Entre árvores de fruto exóticas, flores e canteiros verdejantes, bananeiras e videiras, este recanto a que só se acede por um elevador panorâmico, na Quinta Grande, ou de barco, é um convite ao descanso absoluto. Mas antes do repouso, é importante haver uma preparação prévia para a aventura, porque descer a gigantesca parede de 340 metros exige que se respire fundo. O elevador, agora com capacidade para seis pessoas (7,50 euros, ida e volta), está ali instalado desde 1984. Deverá, no entanto, ser retirado de uso regular dentro de pouco tempo, até porque no final do ano conhecerá um «ajudante», que chegará com recurso a fundos comunitários. As obras do novo teleférico começaram recentemente e espera-se que fiquem concluídas no final do ano. Até lá, são 290 metros feitos em pouco menos de cinco minutos e sempre com vista para o que está lá em baixo. Fechar os olhos é sempre uma opção, mas é também uma oportunidade perdida.
Ficar neste paraíso dentro da ilha custa em média 100 euros por noite e cada casa, todas diferentes, tem kitchnette e uma zona de grelhados onde é possível cozinhar. Ali há, contudo, uma outra opção, o restaurante da própria Fajã, cujas receitas têm a mão treinada de Isabel. Pratos tradicionais como o atum salprezado, bodião, pargo, peixe-espada com banana frita ou molho de manga. E não é preciso ser hóspede para tomar uma das mesas da esplanada e almoçar ou jantar. Neste último caso, é importante a marcação prévia (e um mínimo de 20 pessoas), caso contrário o elevador desliga-se à hora do costume, 18h00.

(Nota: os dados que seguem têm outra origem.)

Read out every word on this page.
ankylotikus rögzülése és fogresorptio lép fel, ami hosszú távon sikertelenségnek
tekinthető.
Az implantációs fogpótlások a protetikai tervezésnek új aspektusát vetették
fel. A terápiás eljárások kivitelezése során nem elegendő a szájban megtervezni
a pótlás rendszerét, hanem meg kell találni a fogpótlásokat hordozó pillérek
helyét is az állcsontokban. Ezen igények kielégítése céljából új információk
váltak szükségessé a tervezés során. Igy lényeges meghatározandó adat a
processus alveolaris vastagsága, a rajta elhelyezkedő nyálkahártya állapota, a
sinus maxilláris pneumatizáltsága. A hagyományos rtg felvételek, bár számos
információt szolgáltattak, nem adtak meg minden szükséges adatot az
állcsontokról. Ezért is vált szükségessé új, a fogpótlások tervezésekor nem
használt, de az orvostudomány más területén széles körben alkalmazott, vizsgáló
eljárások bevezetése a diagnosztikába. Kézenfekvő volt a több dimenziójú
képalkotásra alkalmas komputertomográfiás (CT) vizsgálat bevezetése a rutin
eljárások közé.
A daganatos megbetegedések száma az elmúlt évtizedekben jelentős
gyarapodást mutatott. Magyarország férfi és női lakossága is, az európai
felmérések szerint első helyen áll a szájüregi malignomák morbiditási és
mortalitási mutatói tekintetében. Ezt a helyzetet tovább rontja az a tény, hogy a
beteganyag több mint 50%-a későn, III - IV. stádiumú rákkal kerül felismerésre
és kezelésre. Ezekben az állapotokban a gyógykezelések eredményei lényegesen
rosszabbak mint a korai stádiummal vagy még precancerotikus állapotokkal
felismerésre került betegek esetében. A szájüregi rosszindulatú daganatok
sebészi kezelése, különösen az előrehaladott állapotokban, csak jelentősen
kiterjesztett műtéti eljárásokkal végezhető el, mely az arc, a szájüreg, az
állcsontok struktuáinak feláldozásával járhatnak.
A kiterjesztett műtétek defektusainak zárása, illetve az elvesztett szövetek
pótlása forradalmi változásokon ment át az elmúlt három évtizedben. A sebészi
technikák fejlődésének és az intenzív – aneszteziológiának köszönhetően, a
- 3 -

Quem quiser pôr as mãos na massa e ver como se produz este vinho pode rumar à Quinta do Furão, no outro lado da ilha. Em setembro, os hóspedes podem participar na vindima, pisar as uvas de modo tradicional e, durante todo o ano, provar vinhos. Nesta vertente da ilha, a norte, em Santana, as paisagens são deslumbrantes e o promontório onde assenta este hotel de quatro estrelas e 45 quartos permite vista desafogada sobre os recortes da costa e do mar. Isto se o nevoeiro, fenómeno sempre súbito por estas paragens, não levantar de repente. Mesmo com a vista turva, vale a pena ficar no amplo terraço do restaurante, onde pratos como filetes de espada com molho de lapas vêm bem acompanhados com vinho feito na ilha.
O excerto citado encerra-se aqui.